Wartawan yang taat pada kode etik –khususnya mengenai larangan "pencapuradukan fakta dan opini— akan menulis dengan kata-kata yang "netral". "Kelompok
militan Hamas menyerang Israel..."; "Kaum
militan Islam di Selatan Thailand melakukan serangan ke pos keamanan..."; "Kelompok
teroris Al-Qaidah terus diburu..."; "Keluarga
teroris datangi Polri..."; "Kelompok
radikal Islam melakukan protes"; "Ulama
garis keras memprotes tayangan televisi"; "Kaum
separatis Filipina Selatan"; "Kelompok
pemberontak Chechnya menyerang pasukan Rusia..." Kalimat seperti di atas belakangan sangat akrab di telinga dan mata kita. Jika tidak memiliki background information atau pengetahuan yang memadai sebelumnya, kita akan “terjebak” pada propaganda media (berita propagandistik) semacam itu. Mayoritas pembaca menjadi korban manipulasi informasi dan kalimat-kalimat tendensius seperti itu.
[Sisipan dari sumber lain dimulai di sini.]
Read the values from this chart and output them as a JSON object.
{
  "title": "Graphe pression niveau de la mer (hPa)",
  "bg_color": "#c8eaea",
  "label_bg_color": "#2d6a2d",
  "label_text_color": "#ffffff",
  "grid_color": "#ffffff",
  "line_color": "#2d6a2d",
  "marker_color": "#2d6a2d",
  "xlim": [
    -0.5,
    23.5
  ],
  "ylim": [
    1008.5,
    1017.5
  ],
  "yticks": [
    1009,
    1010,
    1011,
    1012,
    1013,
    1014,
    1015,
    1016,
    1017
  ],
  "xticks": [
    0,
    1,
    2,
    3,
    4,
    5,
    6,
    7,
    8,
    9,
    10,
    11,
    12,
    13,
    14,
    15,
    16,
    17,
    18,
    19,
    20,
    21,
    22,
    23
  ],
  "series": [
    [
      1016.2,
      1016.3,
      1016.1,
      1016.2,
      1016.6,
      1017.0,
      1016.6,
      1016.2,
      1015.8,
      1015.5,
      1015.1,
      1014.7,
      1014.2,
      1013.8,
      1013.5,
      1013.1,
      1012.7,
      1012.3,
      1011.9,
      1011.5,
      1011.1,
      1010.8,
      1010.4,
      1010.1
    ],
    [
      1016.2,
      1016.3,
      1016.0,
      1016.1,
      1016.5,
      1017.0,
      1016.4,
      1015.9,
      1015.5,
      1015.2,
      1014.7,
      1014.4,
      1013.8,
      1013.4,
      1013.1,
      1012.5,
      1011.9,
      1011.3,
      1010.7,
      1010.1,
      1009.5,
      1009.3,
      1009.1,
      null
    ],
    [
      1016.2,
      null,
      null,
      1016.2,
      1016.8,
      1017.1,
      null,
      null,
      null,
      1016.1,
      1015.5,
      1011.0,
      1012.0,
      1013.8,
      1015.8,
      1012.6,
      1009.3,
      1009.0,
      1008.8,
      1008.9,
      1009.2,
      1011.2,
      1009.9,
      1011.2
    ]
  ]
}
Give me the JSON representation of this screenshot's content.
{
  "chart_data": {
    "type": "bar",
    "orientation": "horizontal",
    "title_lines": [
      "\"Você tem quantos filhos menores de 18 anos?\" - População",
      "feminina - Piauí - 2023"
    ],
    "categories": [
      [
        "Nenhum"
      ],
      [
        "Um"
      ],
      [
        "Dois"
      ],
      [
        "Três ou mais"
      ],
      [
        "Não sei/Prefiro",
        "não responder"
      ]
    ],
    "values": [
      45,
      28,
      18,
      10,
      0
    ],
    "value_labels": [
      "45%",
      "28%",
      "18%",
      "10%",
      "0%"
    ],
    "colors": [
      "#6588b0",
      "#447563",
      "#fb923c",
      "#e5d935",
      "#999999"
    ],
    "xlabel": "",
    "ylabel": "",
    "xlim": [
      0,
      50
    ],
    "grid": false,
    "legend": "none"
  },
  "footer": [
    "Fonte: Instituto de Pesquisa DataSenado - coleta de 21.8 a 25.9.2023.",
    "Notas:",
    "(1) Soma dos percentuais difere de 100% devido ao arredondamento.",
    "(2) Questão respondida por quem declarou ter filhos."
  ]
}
Wartawan yang taat pada kode etik –khususnya mengenai “pencapuradukan fakta dan opini—tidak akan menulis kalimat seperi di atas, yakni tidak mencantumkan kata-kata yang ditulis miring, tapi membuangnya atau menggantinya dengan kata-kata yang “netral”. Kata-kata yang ditulis miring bukan fakta, melainkan opini atau interpretasi, kecuali kata-kata itu adalah kutipan pembicaraan atau pernyataan narasumber. Jika kata-kata itu disusun oleh wartawan sendiri, berarti ia sudah memasukkan opini dalam berita. Parahnya, opininya itu merupakan penjulukan (labelling) yang akan berpengaruh pada citra pihak yang dilabelinya. Apakah Hamas menamakan dirinya militan? Apakah para pejuang kemerdekaan di Selatan Thailand menyebut dirinya militan Islam? Apakah Al-Qaidah menamakan dirinya teroris? Apakah ulama yang diberitakan itu menyebut dirinya ulama garis keras? Jika tidak --dan memang tidak— maka julukan itu adalah opini wartawan dan ini sebuah kebohongan!